Abstract

Numerical modeling of geological models was used to compare the resolution and effectiveness of 2D resistivity imaging survey with seven electrode arrays. The arrays used are the pole-dipole (PD), wenner-alpha(WN), wenner-schlumberger (WS), dipole-dipole (DD), wenner-beta (WB), wenner gamma (WG) and multiple gradient (MG). Three synthetic geological models that simulate a buried channel, claylens and sandlens were generated using RES2DMOD software. These models were contaminated with 5% noise level in order to simulate field data. The geological models were inverted using RES2DINV with robust inversion and smoothness-constrained least-squares techniques. The inverted results were examined for image resolution and anomaly effects (AE) were calculated to measure the effectiveness of these arrays.

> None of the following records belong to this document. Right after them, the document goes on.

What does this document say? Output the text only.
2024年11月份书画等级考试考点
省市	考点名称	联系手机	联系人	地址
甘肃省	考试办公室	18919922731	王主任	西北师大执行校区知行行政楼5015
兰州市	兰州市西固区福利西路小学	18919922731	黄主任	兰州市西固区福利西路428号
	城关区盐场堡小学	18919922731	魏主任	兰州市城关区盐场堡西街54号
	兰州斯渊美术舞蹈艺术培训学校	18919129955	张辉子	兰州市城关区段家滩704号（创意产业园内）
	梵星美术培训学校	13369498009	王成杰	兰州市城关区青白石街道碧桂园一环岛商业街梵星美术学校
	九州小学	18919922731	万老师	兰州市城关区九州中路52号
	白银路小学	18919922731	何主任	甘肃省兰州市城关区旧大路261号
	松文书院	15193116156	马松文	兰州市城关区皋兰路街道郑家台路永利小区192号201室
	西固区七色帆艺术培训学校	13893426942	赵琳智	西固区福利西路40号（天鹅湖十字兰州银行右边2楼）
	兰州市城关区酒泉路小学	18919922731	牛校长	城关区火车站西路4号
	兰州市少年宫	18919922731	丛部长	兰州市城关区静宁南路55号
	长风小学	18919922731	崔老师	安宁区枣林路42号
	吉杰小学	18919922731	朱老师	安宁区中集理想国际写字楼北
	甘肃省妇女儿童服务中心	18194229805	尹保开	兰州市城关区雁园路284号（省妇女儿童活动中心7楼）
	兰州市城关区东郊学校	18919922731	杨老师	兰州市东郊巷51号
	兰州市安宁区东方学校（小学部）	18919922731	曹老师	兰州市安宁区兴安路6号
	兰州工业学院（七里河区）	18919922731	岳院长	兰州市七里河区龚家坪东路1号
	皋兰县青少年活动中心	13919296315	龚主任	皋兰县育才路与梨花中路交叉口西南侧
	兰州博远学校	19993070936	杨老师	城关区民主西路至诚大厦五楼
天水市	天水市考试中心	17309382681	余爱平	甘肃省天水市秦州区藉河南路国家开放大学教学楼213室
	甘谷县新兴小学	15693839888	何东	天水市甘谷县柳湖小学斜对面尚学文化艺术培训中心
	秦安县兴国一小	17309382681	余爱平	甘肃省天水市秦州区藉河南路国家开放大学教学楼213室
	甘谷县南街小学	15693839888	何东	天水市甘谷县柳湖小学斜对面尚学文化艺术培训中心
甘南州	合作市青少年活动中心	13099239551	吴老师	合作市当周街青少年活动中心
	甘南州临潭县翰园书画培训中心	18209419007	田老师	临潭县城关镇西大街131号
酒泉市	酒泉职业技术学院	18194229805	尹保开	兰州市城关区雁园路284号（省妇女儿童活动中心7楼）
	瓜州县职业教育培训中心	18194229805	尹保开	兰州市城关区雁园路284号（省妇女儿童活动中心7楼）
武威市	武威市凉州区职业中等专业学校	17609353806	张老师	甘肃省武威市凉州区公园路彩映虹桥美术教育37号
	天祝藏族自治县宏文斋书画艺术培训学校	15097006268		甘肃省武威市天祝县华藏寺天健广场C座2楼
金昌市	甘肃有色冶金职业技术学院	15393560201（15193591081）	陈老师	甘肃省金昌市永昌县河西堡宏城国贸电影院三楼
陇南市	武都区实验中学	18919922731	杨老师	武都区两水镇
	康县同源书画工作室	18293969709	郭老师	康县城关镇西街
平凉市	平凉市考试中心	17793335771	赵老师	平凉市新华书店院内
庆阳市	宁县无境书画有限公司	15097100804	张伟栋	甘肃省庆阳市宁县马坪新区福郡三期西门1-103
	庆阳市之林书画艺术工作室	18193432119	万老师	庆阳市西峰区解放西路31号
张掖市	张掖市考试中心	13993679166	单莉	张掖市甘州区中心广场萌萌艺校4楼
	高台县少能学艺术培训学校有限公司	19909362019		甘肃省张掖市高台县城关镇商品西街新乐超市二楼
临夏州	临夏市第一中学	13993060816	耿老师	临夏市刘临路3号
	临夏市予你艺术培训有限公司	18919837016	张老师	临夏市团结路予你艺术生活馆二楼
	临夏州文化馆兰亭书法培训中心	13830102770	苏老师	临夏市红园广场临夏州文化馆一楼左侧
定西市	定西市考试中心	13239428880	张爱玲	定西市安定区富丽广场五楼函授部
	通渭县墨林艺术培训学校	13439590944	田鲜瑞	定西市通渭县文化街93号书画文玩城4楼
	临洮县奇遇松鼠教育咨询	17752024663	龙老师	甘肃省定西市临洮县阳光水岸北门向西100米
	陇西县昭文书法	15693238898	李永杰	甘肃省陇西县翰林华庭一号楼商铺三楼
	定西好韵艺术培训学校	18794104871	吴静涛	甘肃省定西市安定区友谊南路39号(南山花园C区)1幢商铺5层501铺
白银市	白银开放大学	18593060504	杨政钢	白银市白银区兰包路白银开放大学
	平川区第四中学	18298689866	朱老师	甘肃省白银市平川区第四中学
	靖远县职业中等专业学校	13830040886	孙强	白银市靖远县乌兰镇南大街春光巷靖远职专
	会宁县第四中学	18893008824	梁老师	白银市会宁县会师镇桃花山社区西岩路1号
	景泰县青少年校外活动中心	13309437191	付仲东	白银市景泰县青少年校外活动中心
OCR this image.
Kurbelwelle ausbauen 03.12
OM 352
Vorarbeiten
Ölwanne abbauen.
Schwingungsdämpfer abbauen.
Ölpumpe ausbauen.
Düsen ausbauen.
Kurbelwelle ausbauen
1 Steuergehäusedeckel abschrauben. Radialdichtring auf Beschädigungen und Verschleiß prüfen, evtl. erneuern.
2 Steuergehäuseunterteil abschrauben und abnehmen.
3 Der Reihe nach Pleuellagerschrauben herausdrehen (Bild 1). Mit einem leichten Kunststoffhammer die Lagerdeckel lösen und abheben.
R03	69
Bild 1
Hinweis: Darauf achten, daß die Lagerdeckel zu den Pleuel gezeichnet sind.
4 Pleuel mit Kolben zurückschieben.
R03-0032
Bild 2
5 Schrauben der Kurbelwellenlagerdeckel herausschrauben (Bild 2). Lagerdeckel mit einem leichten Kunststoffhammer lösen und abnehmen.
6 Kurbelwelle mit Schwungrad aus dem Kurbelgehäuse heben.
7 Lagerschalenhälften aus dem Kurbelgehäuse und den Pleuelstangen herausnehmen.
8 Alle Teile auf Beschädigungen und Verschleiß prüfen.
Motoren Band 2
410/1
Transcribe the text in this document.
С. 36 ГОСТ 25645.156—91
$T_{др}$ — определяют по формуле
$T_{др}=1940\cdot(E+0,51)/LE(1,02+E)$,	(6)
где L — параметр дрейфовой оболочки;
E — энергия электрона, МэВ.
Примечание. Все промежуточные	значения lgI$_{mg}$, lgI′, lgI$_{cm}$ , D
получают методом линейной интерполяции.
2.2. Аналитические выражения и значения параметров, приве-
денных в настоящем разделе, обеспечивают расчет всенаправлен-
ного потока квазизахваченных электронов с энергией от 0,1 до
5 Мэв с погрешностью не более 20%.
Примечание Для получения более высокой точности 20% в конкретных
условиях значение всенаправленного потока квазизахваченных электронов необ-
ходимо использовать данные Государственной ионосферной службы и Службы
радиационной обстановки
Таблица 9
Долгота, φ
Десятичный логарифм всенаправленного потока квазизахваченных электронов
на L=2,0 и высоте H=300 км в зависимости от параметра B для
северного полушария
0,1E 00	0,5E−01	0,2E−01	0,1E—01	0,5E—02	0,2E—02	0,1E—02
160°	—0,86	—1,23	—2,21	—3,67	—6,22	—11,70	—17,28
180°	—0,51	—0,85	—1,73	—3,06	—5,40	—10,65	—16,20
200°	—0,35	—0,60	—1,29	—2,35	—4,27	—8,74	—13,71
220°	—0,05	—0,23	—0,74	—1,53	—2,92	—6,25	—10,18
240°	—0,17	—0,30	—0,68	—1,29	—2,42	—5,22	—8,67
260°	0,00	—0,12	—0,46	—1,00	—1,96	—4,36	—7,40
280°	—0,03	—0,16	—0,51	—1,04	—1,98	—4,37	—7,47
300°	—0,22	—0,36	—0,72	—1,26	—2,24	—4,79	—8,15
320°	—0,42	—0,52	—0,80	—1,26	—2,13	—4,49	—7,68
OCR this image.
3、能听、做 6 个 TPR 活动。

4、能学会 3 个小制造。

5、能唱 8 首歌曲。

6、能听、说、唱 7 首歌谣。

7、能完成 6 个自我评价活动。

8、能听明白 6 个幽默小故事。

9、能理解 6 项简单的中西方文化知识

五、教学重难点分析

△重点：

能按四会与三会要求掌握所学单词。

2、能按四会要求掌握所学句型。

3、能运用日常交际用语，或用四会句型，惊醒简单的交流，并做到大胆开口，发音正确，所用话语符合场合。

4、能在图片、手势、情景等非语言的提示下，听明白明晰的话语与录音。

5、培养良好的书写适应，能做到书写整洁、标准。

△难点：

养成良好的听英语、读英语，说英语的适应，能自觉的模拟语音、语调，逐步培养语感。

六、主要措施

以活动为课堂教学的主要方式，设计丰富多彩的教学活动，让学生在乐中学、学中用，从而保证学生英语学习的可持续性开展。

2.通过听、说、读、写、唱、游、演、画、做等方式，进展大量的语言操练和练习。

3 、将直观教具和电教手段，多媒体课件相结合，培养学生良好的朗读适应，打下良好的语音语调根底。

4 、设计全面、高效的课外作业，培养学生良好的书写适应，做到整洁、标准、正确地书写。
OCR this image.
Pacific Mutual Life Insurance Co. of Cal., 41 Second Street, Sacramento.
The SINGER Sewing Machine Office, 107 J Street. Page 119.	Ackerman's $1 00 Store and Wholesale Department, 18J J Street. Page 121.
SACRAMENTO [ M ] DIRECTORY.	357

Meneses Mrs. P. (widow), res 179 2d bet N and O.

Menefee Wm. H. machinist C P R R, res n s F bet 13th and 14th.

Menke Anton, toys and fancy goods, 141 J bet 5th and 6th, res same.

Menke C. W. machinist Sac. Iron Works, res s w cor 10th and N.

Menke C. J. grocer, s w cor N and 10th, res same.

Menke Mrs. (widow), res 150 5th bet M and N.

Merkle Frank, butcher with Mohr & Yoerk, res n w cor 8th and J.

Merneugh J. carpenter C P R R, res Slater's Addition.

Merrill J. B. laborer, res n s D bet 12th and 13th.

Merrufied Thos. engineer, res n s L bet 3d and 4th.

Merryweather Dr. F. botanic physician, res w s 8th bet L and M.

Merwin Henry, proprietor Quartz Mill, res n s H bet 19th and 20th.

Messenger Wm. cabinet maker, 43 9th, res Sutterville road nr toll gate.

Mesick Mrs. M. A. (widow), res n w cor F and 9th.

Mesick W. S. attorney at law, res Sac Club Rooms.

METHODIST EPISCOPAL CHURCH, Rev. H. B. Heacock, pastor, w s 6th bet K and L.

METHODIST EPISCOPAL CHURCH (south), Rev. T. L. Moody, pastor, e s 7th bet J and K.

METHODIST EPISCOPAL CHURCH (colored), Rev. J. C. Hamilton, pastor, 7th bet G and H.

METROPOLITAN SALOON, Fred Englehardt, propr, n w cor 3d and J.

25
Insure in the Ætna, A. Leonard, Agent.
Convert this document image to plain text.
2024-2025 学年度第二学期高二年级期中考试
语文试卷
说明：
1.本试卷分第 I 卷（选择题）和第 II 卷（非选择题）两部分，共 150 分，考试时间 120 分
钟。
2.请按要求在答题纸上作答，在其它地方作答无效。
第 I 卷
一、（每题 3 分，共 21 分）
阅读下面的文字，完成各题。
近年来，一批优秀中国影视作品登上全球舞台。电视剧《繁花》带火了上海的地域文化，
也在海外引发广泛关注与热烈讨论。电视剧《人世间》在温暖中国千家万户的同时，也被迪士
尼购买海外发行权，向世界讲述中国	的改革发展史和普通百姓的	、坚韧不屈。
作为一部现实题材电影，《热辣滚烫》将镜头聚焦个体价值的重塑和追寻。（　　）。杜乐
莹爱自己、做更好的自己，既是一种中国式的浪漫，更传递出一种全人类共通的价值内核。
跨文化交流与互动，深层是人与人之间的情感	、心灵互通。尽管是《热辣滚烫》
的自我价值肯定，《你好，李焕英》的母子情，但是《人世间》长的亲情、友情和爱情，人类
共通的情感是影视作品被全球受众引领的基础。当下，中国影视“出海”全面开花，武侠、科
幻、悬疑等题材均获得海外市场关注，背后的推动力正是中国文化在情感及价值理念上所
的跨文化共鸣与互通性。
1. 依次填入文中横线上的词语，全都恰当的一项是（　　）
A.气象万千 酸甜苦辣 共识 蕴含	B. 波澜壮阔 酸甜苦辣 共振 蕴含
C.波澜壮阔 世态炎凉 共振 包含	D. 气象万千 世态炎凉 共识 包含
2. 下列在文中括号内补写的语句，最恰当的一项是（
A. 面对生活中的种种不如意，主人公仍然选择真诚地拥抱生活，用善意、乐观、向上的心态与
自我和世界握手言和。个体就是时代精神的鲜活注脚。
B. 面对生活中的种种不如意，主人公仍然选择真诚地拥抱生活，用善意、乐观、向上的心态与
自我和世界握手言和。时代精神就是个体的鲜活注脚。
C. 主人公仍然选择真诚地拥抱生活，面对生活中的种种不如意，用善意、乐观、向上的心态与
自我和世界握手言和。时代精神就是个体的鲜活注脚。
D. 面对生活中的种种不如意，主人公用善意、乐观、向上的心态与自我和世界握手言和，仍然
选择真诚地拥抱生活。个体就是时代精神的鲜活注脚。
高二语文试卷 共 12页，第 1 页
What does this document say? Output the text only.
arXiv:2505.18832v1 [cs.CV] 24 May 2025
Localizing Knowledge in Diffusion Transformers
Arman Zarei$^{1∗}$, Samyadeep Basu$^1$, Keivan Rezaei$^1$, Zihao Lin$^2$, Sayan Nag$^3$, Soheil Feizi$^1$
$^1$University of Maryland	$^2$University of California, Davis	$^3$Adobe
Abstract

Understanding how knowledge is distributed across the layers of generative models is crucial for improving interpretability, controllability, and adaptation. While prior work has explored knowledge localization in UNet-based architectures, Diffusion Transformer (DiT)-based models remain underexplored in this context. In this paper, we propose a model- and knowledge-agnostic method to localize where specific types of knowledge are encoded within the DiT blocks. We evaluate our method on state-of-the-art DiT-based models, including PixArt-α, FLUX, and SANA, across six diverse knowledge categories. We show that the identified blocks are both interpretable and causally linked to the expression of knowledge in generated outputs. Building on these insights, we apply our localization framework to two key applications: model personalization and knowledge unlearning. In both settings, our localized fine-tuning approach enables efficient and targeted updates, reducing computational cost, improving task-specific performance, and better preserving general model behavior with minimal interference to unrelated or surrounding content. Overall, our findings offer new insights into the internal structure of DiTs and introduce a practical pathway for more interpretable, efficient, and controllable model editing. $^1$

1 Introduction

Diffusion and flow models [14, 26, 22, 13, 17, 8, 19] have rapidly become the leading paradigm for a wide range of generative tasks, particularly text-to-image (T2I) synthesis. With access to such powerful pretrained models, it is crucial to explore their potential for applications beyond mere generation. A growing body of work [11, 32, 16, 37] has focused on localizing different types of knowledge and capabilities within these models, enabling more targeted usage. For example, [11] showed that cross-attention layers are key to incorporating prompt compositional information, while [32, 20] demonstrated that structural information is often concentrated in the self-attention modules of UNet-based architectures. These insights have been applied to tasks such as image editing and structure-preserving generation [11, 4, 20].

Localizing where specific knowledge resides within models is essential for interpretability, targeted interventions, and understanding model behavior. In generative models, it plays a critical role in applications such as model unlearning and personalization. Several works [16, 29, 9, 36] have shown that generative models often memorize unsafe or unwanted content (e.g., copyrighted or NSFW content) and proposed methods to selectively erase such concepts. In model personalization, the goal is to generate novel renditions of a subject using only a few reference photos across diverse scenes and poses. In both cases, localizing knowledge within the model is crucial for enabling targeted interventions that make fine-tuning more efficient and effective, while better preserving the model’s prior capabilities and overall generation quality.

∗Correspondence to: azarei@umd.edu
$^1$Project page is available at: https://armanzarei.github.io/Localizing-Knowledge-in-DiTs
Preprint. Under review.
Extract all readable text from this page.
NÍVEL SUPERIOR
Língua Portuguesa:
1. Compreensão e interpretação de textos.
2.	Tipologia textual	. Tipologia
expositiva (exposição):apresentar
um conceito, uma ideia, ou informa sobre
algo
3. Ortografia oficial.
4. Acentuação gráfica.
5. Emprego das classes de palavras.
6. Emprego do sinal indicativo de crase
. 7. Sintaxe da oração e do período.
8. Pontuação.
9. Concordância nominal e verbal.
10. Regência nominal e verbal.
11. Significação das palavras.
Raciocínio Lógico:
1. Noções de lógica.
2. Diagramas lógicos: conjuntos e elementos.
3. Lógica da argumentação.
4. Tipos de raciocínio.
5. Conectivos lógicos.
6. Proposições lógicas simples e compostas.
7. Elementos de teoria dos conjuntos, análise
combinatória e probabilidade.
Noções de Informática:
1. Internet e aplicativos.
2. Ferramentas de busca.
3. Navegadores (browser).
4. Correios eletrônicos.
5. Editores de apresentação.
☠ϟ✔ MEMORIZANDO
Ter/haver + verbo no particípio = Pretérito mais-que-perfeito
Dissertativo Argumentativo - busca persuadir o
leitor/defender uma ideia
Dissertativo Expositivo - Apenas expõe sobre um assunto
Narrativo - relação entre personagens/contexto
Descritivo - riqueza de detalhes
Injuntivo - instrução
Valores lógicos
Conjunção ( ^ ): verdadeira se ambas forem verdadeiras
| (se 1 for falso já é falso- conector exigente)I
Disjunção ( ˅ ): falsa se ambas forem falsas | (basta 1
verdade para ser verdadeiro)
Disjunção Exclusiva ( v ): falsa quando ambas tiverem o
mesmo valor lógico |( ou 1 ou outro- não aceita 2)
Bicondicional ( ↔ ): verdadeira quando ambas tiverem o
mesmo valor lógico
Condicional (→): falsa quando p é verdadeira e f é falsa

The inversion results showed that the robust inversion gives better imaging resolutions than the smoothness-constrained least-squares inversion. It was also observed that WS is the most effective for imaging a buried channel while DD is the most suitable array for claylens and sandlens. The calculatedAE for the different arrays vary with the geological models with DD having the highest value in almost all the models. However, the relative high AE does not coincide with good image resolution from the inversion.This study has determined the resolution and effectiveness of 2D resistivity imaging with seven electrode arrays in resolving three geological models that could be a guide for geophysical field investigation.